The Jewish Community Council of Erie hosted its annual Yom HaShoah Memorial Observance Sunday at the Jefferson Educational Society.
Six candles were lit–one for each million Jews killed.
Mary Alice Ditullio, an Erie schoolteacher, lit a seventh candle in honor of the “Righteous Gentiles,” the name given to non-Jews who risked their lives to protect the people who were persecuted.
“There’s still a lot of prejudice and hatred in the world,” said Ditullio. “I think that (the ceremony) helps to open their eyes and helps students and other people to learn to respect all different cultures and ethnicities.”
For six years, the Jewish Community Council has sponsored field trips to the United States Holocaust Memorial Museum for Ditullio’s students at Wilson Middle School.
She said, “It really has a big impact on them and how they treat others.”
Walter Harf is also making an impact. He shares with students and the community his story of living in an oppressive Nazi Germany, but he chooses not to call himself a survivor.
“A survivor is a person, in my opinion, who actually went through the camps. I was a victim of the Nazi Holocaust, because we were forced forced out of Germany in 1937.”

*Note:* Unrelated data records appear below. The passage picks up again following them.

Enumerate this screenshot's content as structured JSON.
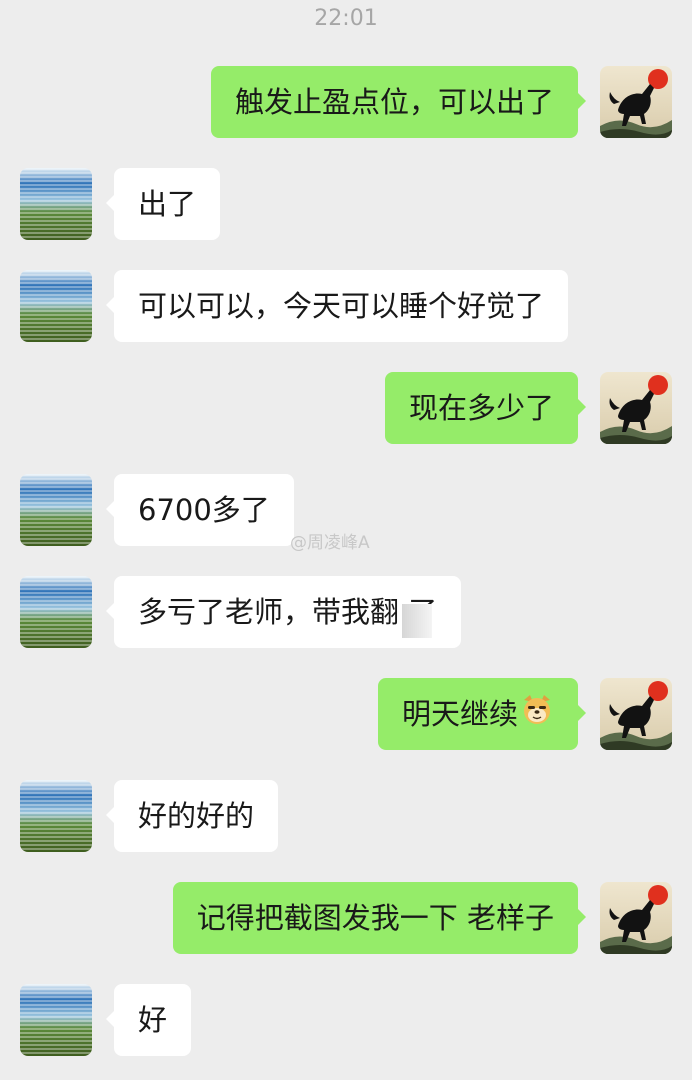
{
  "status": {
    "time": "22:01"
  },
  "watermark": "@周凌峰A",
  "avatars": {
    "me": "horse-painting-avatar",
    "peer": "landscape-avatar"
  },
  "colors": {
    "me_bubble": "#95ec69",
    "peer_bubble": "#ffffff",
    "background": "#ededed"
  },
  "messages": [
    {
      "from": "me",
      "text": "触发止盈点位，可以出了"
    },
    {
      "from": "peer",
      "text": "出了"
    },
    {
      "from": "peer",
      "text": "可以可以，今天可以睡个好觉了"
    },
    {
      "from": "me",
      "text": "现在多少了"
    },
    {
      "from": "peer",
      "text": "6700多了"
    },
    {
      "from": "peer",
      "text": "多亏了老师，带我翻 了"
    },
    {
      "from": "me",
      "text": "明天继续",
      "emoji": "smirking-dog-emoji"
    },
    {
      "from": "peer",
      "text": "好的好的"
    },
    {
      "from": "me",
      "text": "记得把截图发我一下 老样子"
    },
    {
      "from": "peer",
      "text": "好"
    }
  ]
}
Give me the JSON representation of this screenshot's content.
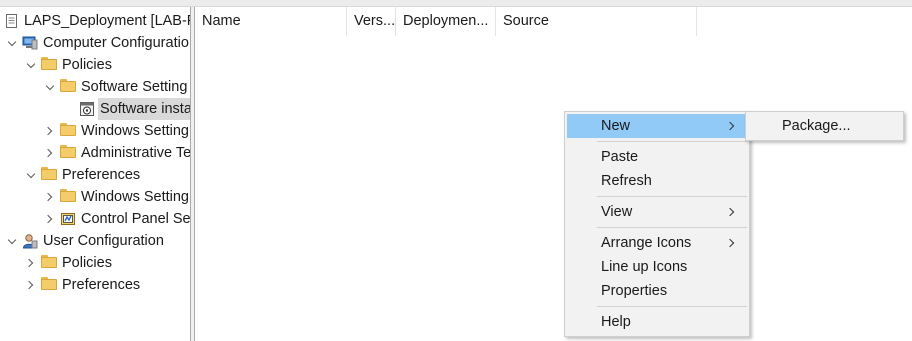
{
  "tree": {
    "items": [
      {
        "label": "LAPS_Deployment [LAB-F",
        "icon": "gpo-document-icon"
      },
      {
        "label": "Computer Configuratio",
        "icon": "computer-icon",
        "state": "expanded"
      },
      {
        "label": "Policies",
        "icon": "folder-icon",
        "state": "expanded"
      },
      {
        "label": "Software Setting",
        "icon": "folder-icon",
        "state": "expanded"
      },
      {
        "label": "Software insta",
        "icon": "software-installation-icon",
        "selected": true
      },
      {
        "label": "Windows Setting",
        "icon": "folder-icon",
        "state": "collapsed"
      },
      {
        "label": "Administrative Te",
        "icon": "folder-icon",
        "state": "collapsed"
      },
      {
        "label": "Preferences",
        "icon": "folder-icon",
        "state": "expanded"
      },
      {
        "label": "Windows Setting",
        "icon": "folder-icon",
        "state": "collapsed"
      },
      {
        "label": "Control Panel Se",
        "icon": "control-panel-icon",
        "state": "collapsed"
      },
      {
        "label": "User Configuration",
        "icon": "user-icon",
        "state": "expanded"
      },
      {
        "label": "Policies",
        "icon": "folder-icon",
        "state": "collapsed"
      },
      {
        "label": "Preferences",
        "icon": "folder-icon",
        "state": "collapsed"
      }
    ]
  },
  "list": {
    "columns": [
      "Name",
      "Vers...",
      "Deploymen...",
      "Source"
    ]
  },
  "context_menu": {
    "items": [
      {
        "label": "New",
        "has_submenu": true,
        "highlighted": true
      },
      {
        "label": "Paste"
      },
      {
        "label": "Refresh"
      },
      {
        "label": "View",
        "has_submenu": true
      },
      {
        "label": "Arrange Icons",
        "has_submenu": true
      },
      {
        "label": "Line up Icons"
      },
      {
        "label": "Properties"
      },
      {
        "label": "Help"
      }
    ]
  },
  "submenu": {
    "items": [
      {
        "label": "Package..."
      }
    ]
  },
  "colors": {
    "highlight": "#91c9f7",
    "menu_background": "#f2f2f2",
    "selection": "#d9d9d9"
  }
}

Harf’s family escaped to America and settled in Erie, because of family connections. Now, 80 years later, he says the atrocity must be remembered.
“The theme is ‘never forget.’ Never forget what wrong people can do in humanity to each other. Never forget the fact that probably 20 million people were killed during the Holocaust time–of them, six million were Jews, which were purposefully put to death, because of their religion.”